B.C. C'est une campagne mondiale, déclinée dans trente pays où nous sommes présents, et durant deux mois. Nous partons du changement qui touche nos clients. Nous leur apportons des preuves que BNP Paribas les accompagne dans ce virage. Nous avons choisi des visuels très simples, «impactants». Cette communication est homogène pour toutes nos cibles : corporate, entreprise, particuliers… C'est une campagne très digitale, puisque cela représente 20 à 25% de part de voix et 30% des dépenses. Pour cette action, j’ai demandé au groupe Publicis d’organiser un véritable «pitch» en interne, mettant en compétition des agences du monde entier. Sept d’entre elles ont participé et la campagne est le fruit des idées de ces différentes agences. Je voudrais aussi saluer l’engagement des équipes de communication de BNP Paribas.

 

La production de contenu est un axe stratégique aujourd'hui. Comment l'intégrez-vous ?

B.C. Nous sommes devenus une « social content factory » : la mission est de fabriquer des contenus enthousiasmants. Il y a dans mon équipe une direction de la rédaction composée d’une trentaine de personnes qui produit le contenu corporate au plan international, interne et externe. Nous disposons aussi d’une équipe de brand content qui produit des contenus spécifiques comme « On révise avec Roland Garros », « We Love Cinema »… La question à se poser ici pour que cela fonctionne est «Comment être intéressant avant d’être intéressé?». Et puis il y a une équipe de social média qui distribue sur les réseaux du monde entier, le contenu en dehors de nos propres plateformes. Globalement, il y a un rééquilibrage: beaucoup d’investissements dans la production de contenus et la conversation, moins en achats médias.

 

Cela fait quarante-deux ans que BNP Paribas sponsorise Roland-Garros. Ne finit-on pas par être prisonnier d’un tel partenariat ?

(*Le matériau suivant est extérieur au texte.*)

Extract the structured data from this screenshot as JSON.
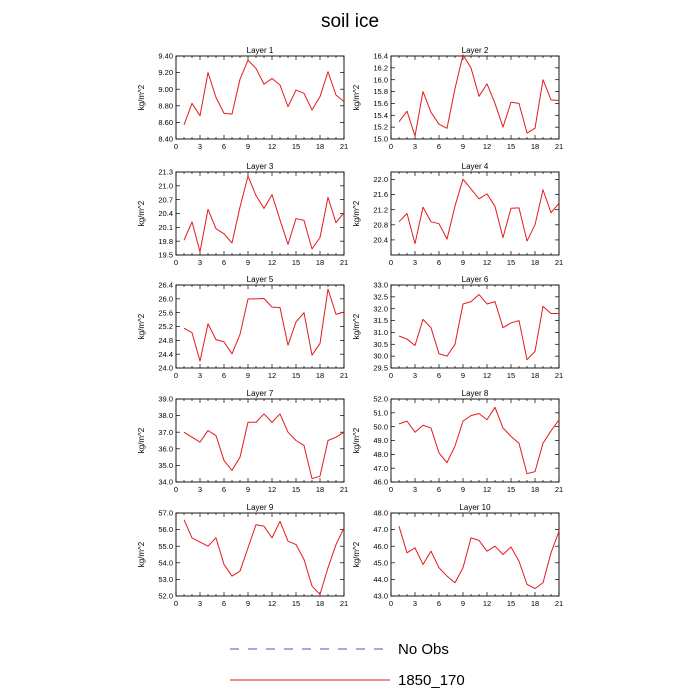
{
  "title": "soil ice",
  "legend": {
    "position": "bottom-center",
    "entries": [
      {
        "label": "No Obs",
        "color": "#5555aa",
        "dash": true
      },
      {
        "label": "1850_170",
        "color": "#e41a1c",
        "dash": false
      }
    ]
  },
  "chart_data": [
    {
      "type": "line",
      "title": "Layer 1",
      "ylabel": "kg/m^2",
      "xlim": [
        0,
        21
      ],
      "ylim": [
        8.4,
        9.4
      ],
      "xticks": [
        0,
        3,
        6,
        9,
        12,
        15,
        18,
        21
      ],
      "yticks": [
        "8.40",
        "8.60",
        "8.80",
        "9.00",
        "9.20",
        "9.40"
      ],
      "x": [
        1,
        2,
        3,
        4,
        5,
        6,
        7,
        8,
        9,
        10,
        11,
        12,
        13,
        14,
        15,
        16,
        17,
        18,
        19,
        20,
        21
      ],
      "series": [
        {
          "name": "1850_170",
          "color": "#e41a1c",
          "values": [
            8.57,
            8.83,
            8.68,
            9.2,
            8.9,
            8.71,
            8.7,
            9.12,
            9.35,
            9.25,
            9.06,
            9.13,
            9.05,
            8.79,
            8.99,
            8.95,
            8.75,
            8.91,
            9.21,
            8.93,
            8.85
          ]
        }
      ]
    },
    {
      "type": "line",
      "title": "Layer 2",
      "ylabel": "kg/m^2",
      "xlim": [
        0,
        21
      ],
      "ylim": [
        15.0,
        16.4
      ],
      "xticks": [
        0,
        3,
        6,
        9,
        12,
        15,
        18,
        21
      ],
      "yticks": [
        "15.0",
        "15.2",
        "15.4",
        "15.6",
        "15.8",
        "16.0",
        "16.2",
        "16.4"
      ],
      "x": [
        1,
        2,
        3,
        4,
        5,
        6,
        7,
        8,
        9,
        10,
        11,
        12,
        13,
        14,
        15,
        16,
        17,
        18,
        19,
        20,
        21
      ],
      "series": [
        {
          "name": "1850_170",
          "color": "#e41a1c",
          "values": [
            15.29,
            15.47,
            15.05,
            15.8,
            15.45,
            15.25,
            15.18,
            15.85,
            16.42,
            16.2,
            15.72,
            15.93,
            15.6,
            15.2,
            15.62,
            15.6,
            15.1,
            15.18,
            16.0,
            15.66,
            15.65
          ]
        }
      ]
    },
    {
      "type": "line",
      "title": "Layer 3",
      "ylabel": "kg/m^2",
      "xlim": [
        0,
        21
      ],
      "ylim": [
        19.5,
        21.3
      ],
      "xticks": [
        0,
        3,
        6,
        9,
        12,
        15,
        18,
        21
      ],
      "yticks": [
        "19.5",
        "19.8",
        "20.1",
        "20.4",
        "20.7",
        "21.0",
        "21.3"
      ],
      "x": [
        1,
        2,
        3,
        4,
        5,
        6,
        7,
        8,
        9,
        10,
        11,
        12,
        13,
        14,
        15,
        16,
        17,
        18,
        19,
        20,
        21
      ],
      "series": [
        {
          "name": "1850_170",
          "color": "#e41a1c",
          "values": [
            19.82,
            20.22,
            19.57,
            20.49,
            20.07,
            19.96,
            19.76,
            20.54,
            21.21,
            20.79,
            20.51,
            20.81,
            20.26,
            19.73,
            20.29,
            20.25,
            19.63,
            19.88,
            20.75,
            20.2,
            20.42
          ]
        }
      ]
    },
    {
      "type": "line",
      "title": "Layer 4",
      "ylabel": "kg/m^2",
      "xlim": [
        0,
        21
      ],
      "ylim": [
        20.0,
        22.2
      ],
      "xticks": [
        0,
        3,
        6,
        9,
        12,
        15,
        18,
        21
      ],
      "yticks": [
        "20.4",
        "20.8",
        "21.2",
        "21.6",
        "22.0"
      ],
      "x": [
        1,
        2,
        3,
        4,
        5,
        6,
        7,
        8,
        9,
        10,
        11,
        12,
        13,
        14,
        15,
        16,
        17,
        18,
        19,
        20,
        21
      ],
      "series": [
        {
          "name": "1850_170",
          "color": "#e41a1c",
          "values": [
            20.88,
            21.1,
            20.3,
            21.27,
            20.88,
            20.83,
            20.42,
            21.3,
            22.01,
            21.75,
            21.49,
            21.62,
            21.29,
            20.46,
            21.24,
            21.25,
            20.37,
            20.8,
            21.73,
            21.12,
            21.37
          ]
        }
      ]
    },
    {
      "type": "line",
      "title": "Layer 5",
      "ylabel": "kg/m^2",
      "xlim": [
        0,
        21
      ],
      "ylim": [
        24.0,
        26.4
      ],
      "xticks": [
        0,
        3,
        6,
        9,
        12,
        15,
        18,
        21
      ],
      "yticks": [
        "24.0",
        "24.4",
        "24.8",
        "25.2",
        "25.6",
        "26.0",
        "26.4"
      ],
      "x": [
        1,
        2,
        3,
        4,
        5,
        6,
        7,
        8,
        9,
        10,
        11,
        12,
        13,
        14,
        15,
        16,
        17,
        18,
        19,
        20,
        21
      ],
      "series": [
        {
          "name": "1850_170",
          "color": "#e41a1c",
          "values": [
            25.15,
            25.02,
            24.2,
            25.28,
            24.82,
            24.76,
            24.41,
            24.97,
            26.0,
            26.0,
            26.01,
            25.76,
            25.75,
            24.66,
            25.33,
            25.6,
            24.37,
            24.71,
            26.28,
            25.55,
            25.62
          ]
        }
      ]
    },
    {
      "type": "line",
      "title": "Layer 6",
      "ylabel": "kg/m^2",
      "xlim": [
        0,
        21
      ],
      "ylim": [
        29.5,
        33.0
      ],
      "xticks": [
        0,
        3,
        6,
        9,
        12,
        15,
        18,
        21
      ],
      "yticks": [
        "29.5",
        "30.0",
        "30.5",
        "31.0",
        "31.5",
        "32.0",
        "32.5",
        "33.0"
      ],
      "x": [
        1,
        2,
        3,
        4,
        5,
        6,
        7,
        8,
        9,
        10,
        11,
        12,
        13,
        14,
        15,
        16,
        17,
        18,
        19,
        20,
        21
      ],
      "series": [
        {
          "name": "1850_170",
          "color": "#e41a1c",
          "values": [
            30.85,
            30.72,
            30.45,
            31.55,
            31.2,
            30.1,
            30.0,
            30.5,
            32.2,
            32.3,
            32.6,
            32.2,
            32.3,
            31.2,
            31.4,
            31.5,
            29.85,
            30.2,
            32.1,
            31.8,
            31.8
          ]
        }
      ]
    },
    {
      "type": "line",
      "title": "Layer 7",
      "ylabel": "kg/m^2",
      "xlim": [
        0,
        21
      ],
      "ylim": [
        34.0,
        39.0
      ],
      "xticks": [
        0,
        3,
        6,
        9,
        12,
        15,
        18,
        21
      ],
      "yticks": [
        "34.0",
        "35.0",
        "36.0",
        "37.0",
        "38.0",
        "39.0"
      ],
      "x": [
        1,
        2,
        3,
        4,
        5,
        6,
        7,
        8,
        9,
        10,
        11,
        12,
        13,
        14,
        15,
        16,
        17,
        18,
        19,
        20,
        21
      ],
      "series": [
        {
          "name": "1850_170",
          "color": "#e41a1c",
          "values": [
            37.0,
            36.7,
            36.4,
            37.1,
            36.8,
            35.3,
            34.7,
            35.5,
            37.6,
            37.6,
            38.1,
            37.6,
            38.1,
            37.0,
            36.5,
            36.2,
            34.2,
            34.35,
            36.5,
            36.7,
            37.0
          ]
        }
      ]
    },
    {
      "type": "line",
      "title": "Layer 8",
      "ylabel": "kg/m^2",
      "xlim": [
        0,
        21
      ],
      "ylim": [
        46.0,
        52.0
      ],
      "xticks": [
        0,
        3,
        6,
        9,
        12,
        15,
        18,
        21
      ],
      "yticks": [
        "46.0",
        "47.0",
        "48.0",
        "49.0",
        "50.0",
        "51.0",
        "52.0"
      ],
      "x": [
        1,
        2,
        3,
        4,
        5,
        6,
        7,
        8,
        9,
        10,
        11,
        12,
        13,
        14,
        15,
        16,
        17,
        18,
        19,
        20,
        21
      ],
      "series": [
        {
          "name": "1850_170",
          "color": "#e41a1c",
          "values": [
            50.2,
            50.4,
            49.6,
            50.1,
            49.9,
            48.1,
            47.4,
            48.6,
            50.4,
            50.8,
            50.95,
            50.5,
            51.4,
            49.9,
            49.3,
            48.8,
            46.6,
            46.75,
            48.8,
            49.7,
            50.5
          ]
        }
      ]
    },
    {
      "type": "line",
      "title": "Layer 9",
      "ylabel": "kg/m^2",
      "xlim": [
        0,
        21
      ],
      "ylim": [
        52.0,
        57.0
      ],
      "xticks": [
        0,
        3,
        6,
        9,
        12,
        15,
        18,
        21
      ],
      "yticks": [
        "52.0",
        "53.0",
        "54.0",
        "55.0",
        "56.0",
        "57.0"
      ],
      "x": [
        1,
        2,
        3,
        4,
        5,
        6,
        7,
        8,
        9,
        10,
        11,
        12,
        13,
        14,
        15,
        16,
        17,
        18,
        19,
        20,
        21
      ],
      "series": [
        {
          "name": "1850_170",
          "color": "#e41a1c",
          "values": [
            56.6,
            55.5,
            55.25,
            55.0,
            55.5,
            53.9,
            53.2,
            53.5,
            54.9,
            56.3,
            56.2,
            55.5,
            56.5,
            55.3,
            55.1,
            54.2,
            52.6,
            52.1,
            53.7,
            55.1,
            56.1
          ]
        }
      ]
    },
    {
      "type": "line",
      "title": "Layer 10",
      "ylabel": "kg/m^2",
      "xlim": [
        0,
        21
      ],
      "ylim": [
        43.0,
        48.0
      ],
      "xticks": [
        0,
        3,
        6,
        9,
        12,
        15,
        18,
        21
      ],
      "yticks": [
        "43.0",
        "44.0",
        "45.0",
        "46.0",
        "47.0",
        "48.0"
      ],
      "x": [
        1,
        2,
        3,
        4,
        5,
        6,
        7,
        8,
        9,
        10,
        11,
        12,
        13,
        14,
        15,
        16,
        17,
        18,
        19,
        20,
        21
      ],
      "series": [
        {
          "name": "1850_170",
          "color": "#e41a1c",
          "values": [
            47.2,
            45.6,
            45.9,
            44.9,
            45.7,
            44.7,
            44.2,
            43.8,
            44.7,
            46.5,
            46.35,
            45.7,
            46.0,
            45.5,
            45.95,
            45.1,
            43.7,
            43.45,
            43.8,
            45.6,
            46.9
          ]
        }
      ]
    }
  ]
}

B.C. Nous sommes la marque qui a le meilleur score d’attribution à un sport dans le monde. C’est un appui fantastique en matière de notoriété. Et puis il y a la magie de la bâche : la caméra balaye le court de gauche à droite. Cela dépasse largement Roland-Garros puisque nous soutenons aussi le tennis dans le monde entier à travers la Coupe Davis, la Fed Cup. Et puis nous continuons d’innover: lors du dernier Roland-Garros, nous avons créé la « We Are Tennis Fan Academy », une opération en ligne, avec John McEnroe comme coach. Le retentissement a dépassé nos espérances: 3 millions de vues, 1 million de fans.

 

De quelle manière avez-vous géré l’épisode de l’amende record (9 milliards de dollars) infligée par les autorités américaines en mai 2014 ?

B.C. Il existait un risque de perte de confiance, de désaffection des clients. Dans des situations d’ampleur similaire, de grandes entreprises ont subi des hémorragies de clients et un affaissement de leur réputation. Cela n’a pas été notre cas. Nous n’avons pas perdu de clients. Nous avons choisi, et notre directeur général en tête, de prendre nos responsabilités, d’écrire à tous nos clients et collaborateurs en expliquant que cela n’aurait pas dû arriver, qu’il y avait eu des dysfonctionnements. Et en exprimant nos regrets et en annonçant que nous allions mettre en place ce qu’il fallait pour que cela ne se reproduise plus. Et nous avons fait ce que nous avons dit. En septembre 2014, nous avons lancé une étude d’opinion mondiale: 75% des répondants ont affirmé avoir une image positive de BNP Paribas. Un score sensiblement identique à celui du début 2014, confirmant la préservation de notre réputation. Peut-être avons-nous adopté la bonne attitude, usé du bon ton.

 

Fin avril, le chanteur Michel Polnareff a déposé plainte contre Cetelem à cause de sa publicité avec le bonhomme vert. Qu’en pense l’ancien directeur de la communication de Cetelem que vous êtes ?

B.C. Je ne commenterai pas l’affaire, mais je trouve intéressant d’observer les conversations générées par le débat entre un artiste et une marque sur les réseaux sociaux. Ce coup-ci, les internautes ont affiché davantage d’empathie pour la marque.